Mesmo quando a representação foge a esse padrão, e a personagem feminina é apresentada em uma maneira mais moderna e independente – como a Emma (Natalie Portman), em “Sexo sem Compromisso” – a ideia de que toda mulher precisa de um homem que a complete é reforçada: Mesmo que seja linda, inteligente e viajada, ela precisa de um grande amor pra ter o seu final feliz.
É claro que existem as exceções que confirmam a regra, como o surpreendente filme francês “O Fabuloso Destino de Amèlie Poulan”, mas nos filmes que fazem parte do nosso cotidiano – aqueles exibidos nos cinemas, nos canais de filmes e na sessão da tarde – trazem a mulher coadjuvante, secundária e sexualizada de uma maneira visivelmente apelativa, como a Palmer Dodge, interpretada por Brooklyn Decker em “Esposa de Mentirinha”. Você se lembra do filme, mas não da personagem? Então, não é por acaso. Ela é a loira que aparece de biquíni fio dental em quase todas as cenas e tem menos que vinte falas.
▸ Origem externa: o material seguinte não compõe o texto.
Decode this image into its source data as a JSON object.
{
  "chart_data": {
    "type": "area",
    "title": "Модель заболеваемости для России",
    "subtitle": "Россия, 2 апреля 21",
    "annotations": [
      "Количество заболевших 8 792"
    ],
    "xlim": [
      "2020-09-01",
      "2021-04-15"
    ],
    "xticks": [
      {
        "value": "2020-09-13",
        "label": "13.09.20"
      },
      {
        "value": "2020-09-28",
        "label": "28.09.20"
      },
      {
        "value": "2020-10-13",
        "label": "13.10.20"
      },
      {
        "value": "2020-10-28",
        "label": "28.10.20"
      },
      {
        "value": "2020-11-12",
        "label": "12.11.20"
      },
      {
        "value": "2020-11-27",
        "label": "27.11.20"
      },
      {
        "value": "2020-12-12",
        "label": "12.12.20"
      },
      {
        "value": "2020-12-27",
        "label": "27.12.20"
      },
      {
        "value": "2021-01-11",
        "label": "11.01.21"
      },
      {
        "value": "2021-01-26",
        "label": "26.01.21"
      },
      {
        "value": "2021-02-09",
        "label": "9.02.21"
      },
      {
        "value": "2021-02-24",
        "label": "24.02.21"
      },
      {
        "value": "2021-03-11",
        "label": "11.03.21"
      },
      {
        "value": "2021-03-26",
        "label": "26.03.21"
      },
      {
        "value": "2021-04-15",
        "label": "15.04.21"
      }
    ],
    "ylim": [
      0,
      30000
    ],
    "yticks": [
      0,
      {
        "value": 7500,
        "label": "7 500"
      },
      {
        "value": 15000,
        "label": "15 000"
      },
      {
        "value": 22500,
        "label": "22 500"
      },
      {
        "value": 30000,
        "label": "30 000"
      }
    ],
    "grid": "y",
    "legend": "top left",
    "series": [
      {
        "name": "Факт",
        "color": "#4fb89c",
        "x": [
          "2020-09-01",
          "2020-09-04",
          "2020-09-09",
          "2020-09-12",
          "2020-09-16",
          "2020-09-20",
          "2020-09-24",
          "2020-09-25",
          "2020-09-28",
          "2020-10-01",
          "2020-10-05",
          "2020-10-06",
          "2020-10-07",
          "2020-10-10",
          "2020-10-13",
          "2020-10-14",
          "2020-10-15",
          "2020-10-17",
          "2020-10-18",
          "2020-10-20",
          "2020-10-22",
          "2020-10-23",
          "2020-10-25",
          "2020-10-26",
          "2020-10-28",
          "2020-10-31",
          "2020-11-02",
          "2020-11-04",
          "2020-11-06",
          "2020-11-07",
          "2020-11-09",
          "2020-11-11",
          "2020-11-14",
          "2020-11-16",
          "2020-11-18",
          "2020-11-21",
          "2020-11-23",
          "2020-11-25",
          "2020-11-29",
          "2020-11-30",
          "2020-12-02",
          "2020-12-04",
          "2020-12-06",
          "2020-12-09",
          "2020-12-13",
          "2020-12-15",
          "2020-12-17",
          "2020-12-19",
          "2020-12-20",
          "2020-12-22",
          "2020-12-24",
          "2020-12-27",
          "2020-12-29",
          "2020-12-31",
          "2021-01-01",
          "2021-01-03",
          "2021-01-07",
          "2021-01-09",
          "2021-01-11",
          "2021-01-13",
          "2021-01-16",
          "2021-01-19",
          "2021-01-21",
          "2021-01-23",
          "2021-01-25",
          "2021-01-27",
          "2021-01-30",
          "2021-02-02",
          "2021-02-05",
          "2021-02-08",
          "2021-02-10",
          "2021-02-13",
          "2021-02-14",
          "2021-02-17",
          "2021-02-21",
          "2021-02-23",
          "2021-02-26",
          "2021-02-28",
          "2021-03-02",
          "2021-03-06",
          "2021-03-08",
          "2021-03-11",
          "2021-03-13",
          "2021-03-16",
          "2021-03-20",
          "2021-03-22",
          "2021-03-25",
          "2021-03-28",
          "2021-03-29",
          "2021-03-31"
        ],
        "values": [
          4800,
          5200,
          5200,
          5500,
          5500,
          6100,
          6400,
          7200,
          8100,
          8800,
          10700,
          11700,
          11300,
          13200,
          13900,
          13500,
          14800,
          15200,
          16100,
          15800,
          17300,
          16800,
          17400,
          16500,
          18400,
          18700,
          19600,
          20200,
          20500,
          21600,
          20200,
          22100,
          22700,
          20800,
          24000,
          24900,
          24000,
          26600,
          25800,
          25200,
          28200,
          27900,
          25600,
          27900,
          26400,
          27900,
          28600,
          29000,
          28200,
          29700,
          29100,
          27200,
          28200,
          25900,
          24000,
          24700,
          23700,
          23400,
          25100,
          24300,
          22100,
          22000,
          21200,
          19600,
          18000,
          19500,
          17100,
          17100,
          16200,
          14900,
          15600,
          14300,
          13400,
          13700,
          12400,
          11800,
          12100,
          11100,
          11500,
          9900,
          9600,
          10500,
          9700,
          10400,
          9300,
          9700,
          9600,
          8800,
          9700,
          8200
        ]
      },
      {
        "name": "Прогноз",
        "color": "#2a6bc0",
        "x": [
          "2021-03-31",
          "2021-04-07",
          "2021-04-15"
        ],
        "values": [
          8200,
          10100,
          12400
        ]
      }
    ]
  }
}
Pode ser difícil digerir todas essas afirmações partindo de uma feminista que já sofreu terríveis linchamentos virtuais, mas os dados não mentem: De todos os filmes submetidos ao teste – e, acredite, foram muitos – apenas 30.8% das personagens femininas têm direito à fala. O resto é objeto de decoração – de preferência com pouca roupa e muita maquiagem. Aliás, 28.8% das personagens femininas usaram roupas com apelo sexual, e quase metade delas ficaram nuas, contra apenas 7% dos personagens masculinos. Não é opinião: são fatos.
E engana-se quem pensa que isso está no passado – só porque já vemos mulheres transando nas telonas. A atriz hollywoodiana Evan Rachel Wood que o diga: ela teve censurada uma cena em que aparece recebendo sexo oral de um homem, no filme “The Necessary Death Of Charlie Countryman”, ainda inédito no Brasil. Agora, pensemos bem: Quantas cenas de sexo oral masculino já vimos no cinema? O exemplo mais recente é “Nymphomaniac”, que mostra um boquete sem cerimônias.
Cenas de estupro, violência e machismo escrachado são vistas todos os dias, mas o prazer feminino segue sendo negligenciado como se não pudesse existir. O cinema – e os telespectadores – têm aceitado com mais facilidade a representação da mulher violentada do que da mulher que sente prazer, e isso não pode ser ignorado. É alarmante.
Embora esse tema pareça menor e sem muita importância – ao menos diante dos outros problemas incrivelmente maiores causados pelo machismo, como a violência doméstica e o estupro – nenhuma manifestação artística se constrói sozinha: Todas elas são construídas e alimentadas por nós, pelos nossos valores e preferências. O machismo ainda presente no cinema, na literatura, na televisão, na música, no humor – é o machismo presente em nós que lemos, assistimos e mantemos viva uma arte que nos segrega e nos diminui. Infelizmente, não se trata apenas de ficção: esse é o drama da vida real.